A contested divorce is just what it sounds like; one or both spouses contest on some aspect of divorce issue.  When a contested divorce is filed, the proceedings will generally take longer to complete. With contested divorce, spouses are required to go through several steps, prior to the divorce finalization. The process involves pleadings (complaint and answer), discovery, motions, often a temporary hearing, mediation, and potentially a trial.  Domestic trials are usually before a superior court judge in the county the case was filed.  If minor children are involved, then only the judge is in the position to determine the custody.  Most people involved in a contested divorce will need the help of an attorney.  While it is not mandatory, an attorney can help in drafting the required documents, eliminating unnecessary paperwork, helping with discovery, and helping their clients avoid costly mistakes that can be difficult, if not impossible to reverse.

Disadvantages of Getting a Contested Divorce

Taking a divorce to court means incurring higher costs and usually higher attorney fees.  It also means that process is dragged on longer than expected, as parties are required to wait for the court-scheduled hearing.  All these factors are to be considered before contacting an attorney to help you with your domestic matter.   By their very nature, contested divorces usually take significantly longer than uncontested divorces to be resolved, and cost significantly more in the beginning and throughout the process.
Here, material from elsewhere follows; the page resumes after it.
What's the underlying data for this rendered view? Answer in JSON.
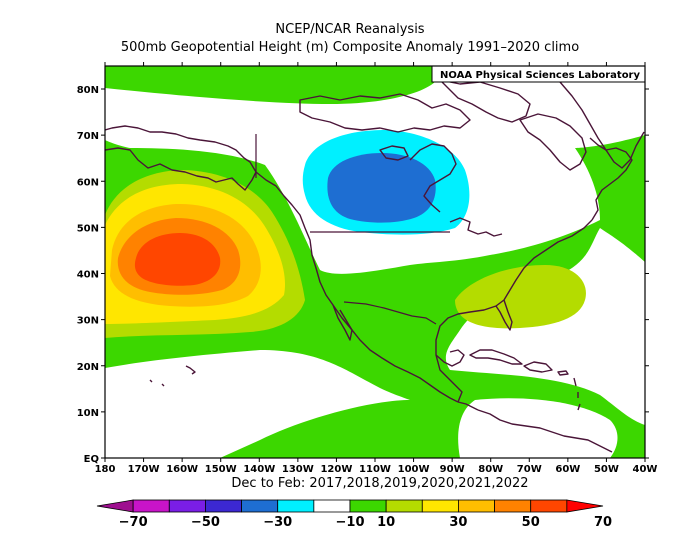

However, their is one significant advantage to an contested divorce.  No matter how much the other party may oppose the divorce or not cooperate, the person filing will almost always ultimately obtain what they are seeking, a complete, full and final divorce.  So even if the other party does not agree to anything, and even if they want to stay married, a contested divorce will ultimately be decided with the end result being a dissolution of the marriage.  If the parties do not have any significant assets, debts or minor children, this may be all the party bringing the divorce wants.

Other than choosing your lawyer, deciding when to fight and when to negotiate an agreement is the most fundamental question that needs to be answered.  However, this determination cannot be made without truly comprehending the difference between uncontested and contested divorce. By exploring your options effectively, you can save yourself some time, money and unnecessary hassles and worry.